Ds tells little fibs - like
Q 'why didn't you do your homewoek when I asked you?'
A 'I forgot'

Nothing major - he is pretty honest generally. I point out the discrepancies to him and dont let him get away with it.

It drives DP mad. It is as if he has murdered someome and he has a real go at him. I say its a normal part of childhood - I told some whoppers in my time 9rarely got away with it though). DP can go on and on and on about -then demands 'why did you do it?' or my favourite 'what made you do it?' which I think is quite a hard question for a child to answer. Now he is threatening to take away his favourite toy 'for ever' and stop most of his out-of-school activities. (He 'forgot' about the holiday assignment whiich wasnt compulsory anyway).

Do kids tell fibs or is DP being an arse?

OP posts:
Are your children’s vaccines up to date?
wahwahwah · 28/04/2011 16:56

No fibbers, really?

OP posts:
KurriKurri · 28/04/2011 17:06

Your DS's behaviour is pretty standard for kids caught out doing something they shouldn't be. Its not major deception as far as I'm concerned - not saying he should get away with it, but I'd just pull him up straight away and show him you are not remotely fooled.

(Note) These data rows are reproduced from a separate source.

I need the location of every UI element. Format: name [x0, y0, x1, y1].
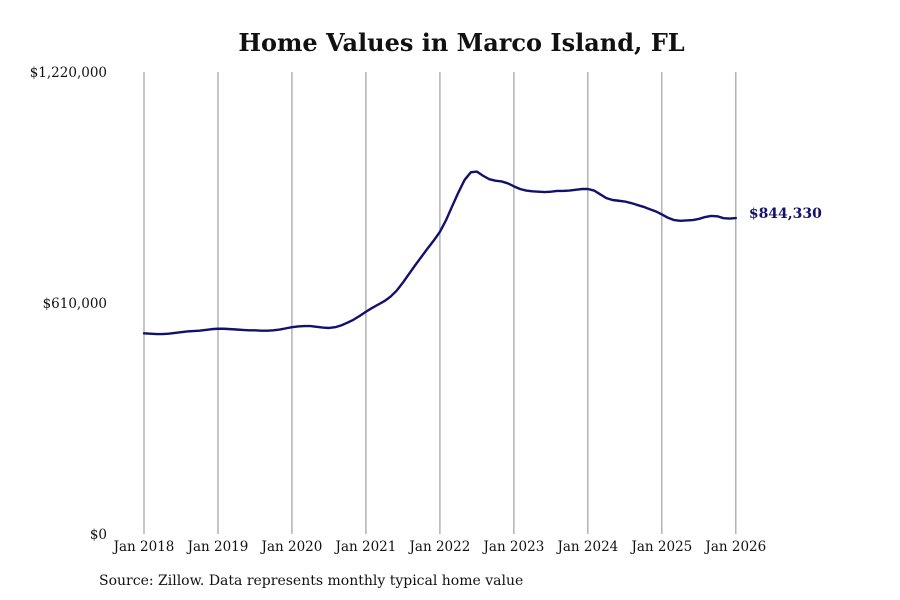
- x-tick-label: Jan 2019: [186, 539, 249, 555]
- series-line: [142, 170, 738, 336]
- annotation-layer: $844,330: [749, 206, 822, 222]
- x-tick-label: Jan 2025: [629, 539, 692, 555]
- x-tick-label: Jan 2021: [334, 539, 397, 555]
- x-axis-ticks: Jan 2018 Jan 2019 Jan 2020 Jan 2021 Jan 2022…: [112, 539, 767, 555]
- x-tick-label: Jan 2023: [481, 539, 544, 555]
- x-tick-label: Jan 2022: [408, 539, 471, 555]
- x-tick-label: Jan 2026: [703, 539, 766, 555]
- y-tick-label: $610,000: [43, 296, 107, 312]
- y-tick-label: $1,220,000: [30, 65, 107, 81]
- x-tick-label: Jan 2018: [112, 539, 175, 555]
- series-layer: [142, 170, 738, 336]
- source-note: Source: Zillow. Data represents monthly …: [99, 573, 524, 589]
- x-tick-label: Jan 2024: [555, 539, 618, 555]
- end-value-label: $844,330: [749, 206, 822, 222]
- chart-title: Home Values in Marco Island, FL: [238, 28, 685, 57]
- y-axis-ticks: $0 $610,000 $1,220,000: [30, 65, 107, 543]
- grid-lines: [143, 72, 737, 534]
- y-tick-label: $0: [90, 527, 107, 543]
- x-tick-label: Jan 2020: [260, 539, 323, 555]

Q Why didn't you do your homework when asked?
A I forgot
Q Hmm - are you sure it wasn't because you couldn't be bothered?

most kids will admit the fib at this point, and you can say 'well you'd better get on with it now then'

Your DH is being completely over the top. Spanish inquisition questions that put your DS on the spot will just make him nervous and tongue tied. I wouldn't make a big deal out of it unless it gets really persistant and is about much bigger things than missed homework.

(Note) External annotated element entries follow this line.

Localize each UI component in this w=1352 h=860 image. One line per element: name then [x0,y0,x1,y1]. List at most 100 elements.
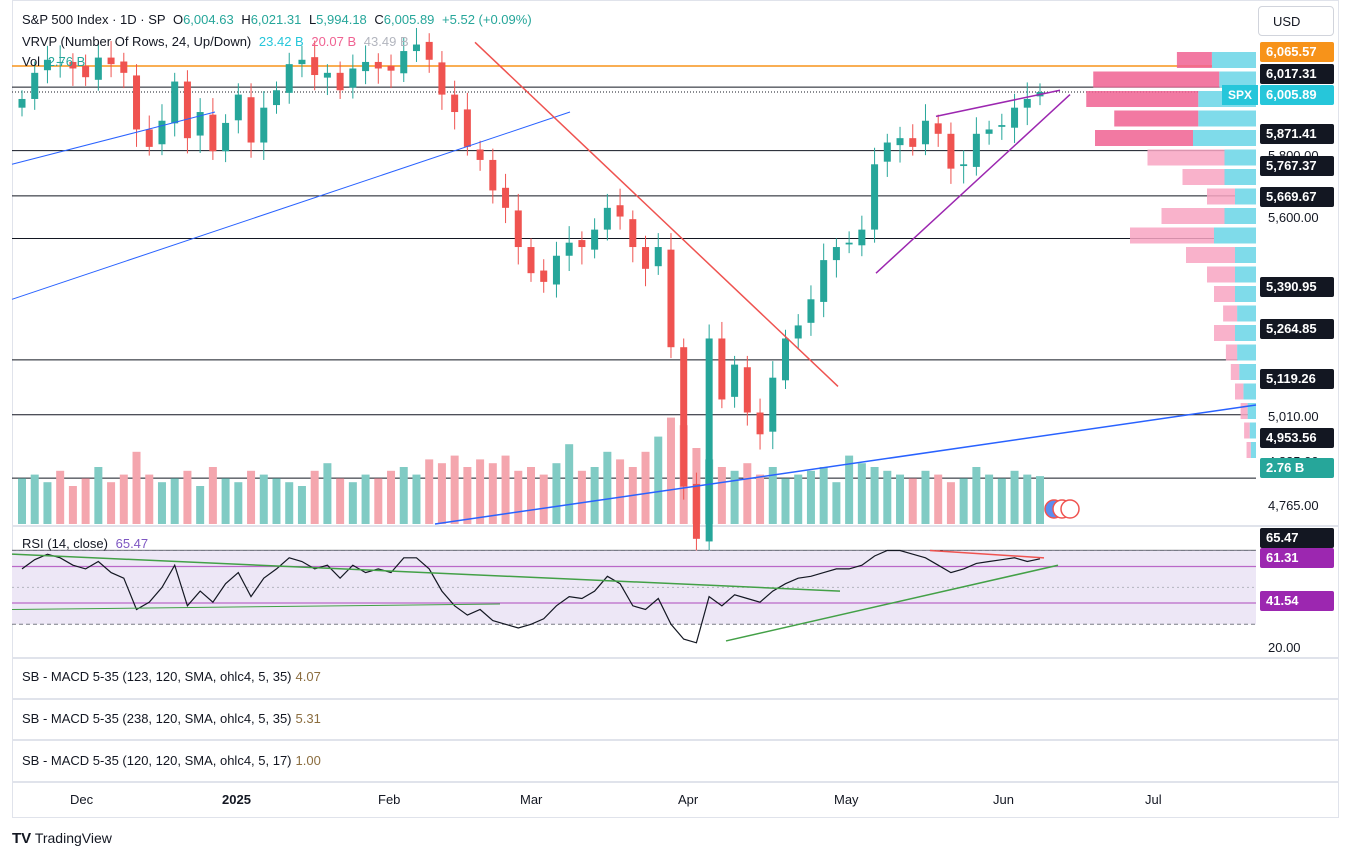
currency-selector[interactable]: USD [1258,6,1334,36]
volume-bar [514,470,523,524]
vp-bar-down [1095,130,1193,146]
volume-bar [196,486,205,524]
candle-body [731,364,739,397]
candle-body [782,338,789,381]
candle-body [400,51,408,74]
rsi-legend[interactable]: RSI (14, close) 65.47 [22,536,148,551]
volume-bar [259,474,268,524]
candle-body [718,338,726,400]
candle-body [145,129,153,147]
purple-wedge-lower [875,94,1071,274]
rsi-value: 65.47 [115,536,149,551]
macd-legend-2[interactable]: SB - MACD 5-35 (238, 120, SMA, ohlc4, 5,… [22,711,321,726]
candle-body [985,129,993,134]
rsi-label-upper: 61.31 [1260,548,1334,568]
volume-bar [896,474,905,524]
candle-body [960,164,968,167]
last-price-label: 6,005.89 [1260,85,1334,105]
candle-body [31,72,39,99]
macd-legend-1[interactable]: SB - MACD 5-35 (123, 120, SMA, ohlc4, 5,… [22,669,321,684]
time-axis[interactable] [12,782,1339,818]
volume-bar [590,467,599,524]
volume-bar [527,467,535,524]
candle-body [463,109,471,147]
candle-body [94,57,102,80]
vp-bar-down [1176,52,1212,68]
candle-body [820,260,828,302]
candle-body [82,65,90,78]
vol-label: Vol [22,54,41,69]
vp-bar-up [1249,422,1256,439]
vol-value: 2.76 B [47,54,86,69]
volume-bar [488,463,497,524]
vp-bar-down [1093,71,1220,88]
candle-body [540,270,548,282]
brand-name: TradingView [34,830,112,846]
vp-bar-up [1219,71,1256,88]
volume-bar [425,459,434,524]
macd-pane-1[interactable] [12,658,1339,699]
vp-bar-up [1235,286,1256,302]
candle-body [858,229,866,246]
vp-bar-up [1235,247,1256,263]
volume-bar [603,451,612,524]
price-pane[interactable] [12,0,1339,526]
vp-bar-down [1225,344,1238,361]
x-label: Feb [378,792,401,807]
volume-bar [234,482,243,524]
candle-body [349,68,357,88]
vp-bar-down [1086,91,1199,107]
candle-body [896,138,904,146]
high-value: 6,021.31 [250,12,302,27]
volume-bar [157,482,166,524]
vp-bar-up [1247,403,1256,419]
candle-body [311,57,319,76]
candle-body [56,61,64,63]
rsi-label: RSI (14, close) [22,536,108,551]
candle-body [336,72,344,91]
vp-bar-up [1211,52,1256,68]
candle-body [654,247,662,267]
x-label: Apr [678,792,699,807]
volume-bar [717,467,726,524]
candle-body [1023,98,1031,108]
macd-pane-2[interactable] [12,699,1339,740]
tv-logo-icon: TV [12,830,32,847]
candle-body [692,483,700,539]
price-label: 5,767.37 [1260,156,1334,176]
candle-body [362,61,370,72]
volume-bar [221,478,230,524]
vp-bar-up [1224,169,1256,185]
volume-bar [883,470,892,524]
candle-body [667,249,675,348]
vp-bar-up [1214,227,1256,244]
candle-body [438,62,446,95]
volume-bar [819,467,828,524]
vp-bar-down [1161,208,1225,224]
tradingview-logo[interactable]: TV TradingView [12,830,112,847]
candle-body [769,377,777,432]
volume-bar [743,463,752,524]
volume-bar [412,474,421,524]
macd-pane-3[interactable] [12,740,1339,782]
volume-bar [310,470,319,524]
volume-bar [768,467,777,524]
candle-body [476,149,484,160]
volume-bar [336,478,345,524]
candle-body [489,159,497,191]
candle-body [743,367,751,413]
rsi-green-trend-lower [11,603,501,611]
volume-bar [666,417,675,524]
volume-bar [68,486,77,524]
candle-body [273,90,280,106]
volume-bar [348,482,357,524]
symbol-title[interactable]: S&P 500 Index · 1D · SP [22,12,166,27]
volume-bar [208,467,217,524]
vrvp-legend[interactable]: VRVP (Number Of Rows, 24, Up/Down) 23.42… [22,34,409,49]
volume-bar [730,470,739,524]
volume-legend[interactable]: Vol 2.76 B [22,54,85,69]
macd-legend-3[interactable]: SB - MACD 5-35 (120, 120, SMA, ohlc4, 5,… [22,753,321,768]
purple-wedge-upper [935,89,1061,118]
price-tick: 5,600.00 [1268,210,1319,225]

Taking away toys 'forever' is just silly - your DS has no incentive to try to improve his behaviour, he's got no hope of earning his toys back.

Does your DH react similarly with all naughtiness? - if he does, that might be one reason your DS is fibbing, he's trying to avoid a very prolonged row.

wahwahwah · 28/04/2011 17:34

DH is being an arse. He is acting like he is having a mid life crisis now and being a complete tosser all around. I have told him that even I can't concentrate for hours while he has one of his rants. He seems to equate a fib at 6 with being a mass murdered at 18. He is quite a control freak and expects everything to be perfect. He is always right though (of course).

He once didn't speak to me for a whole day because he didn't approve of my choice of mobile phone. He can be a bit demanding. He can also be increadible nice and kind and thoughtful.

OP posts:
tigerhead · 28/04/2011 17:46

"He once didn't speak to me for a whole day because he didn't approve of my choice of mobile phone."

Oh dear!

Sounds like a bit of a control freak.

KurriKurri · 28/04/2011 17:51

Gosh your DS is only 6? - I thought he must be about nine or ten, for your Dh to be getting annoyed like that. There's no way a little boy that age would be able to cope with 'what made you do it?' questions.

It sounds as if your DH is expecting too much of a six year old, he's a little boy,he's bound to make mistakes. He'll end up making your son scared of him (sorry to say that, it sounds harsh) I'm sure he wouldn't want to do that, and I'm sure he can be very kind as you say.

But he really needs to lighten up, to reduce and shorten the telling offs, and to make sure he praises him when he's doing something well or trying hard, and shows him that he's proud of him.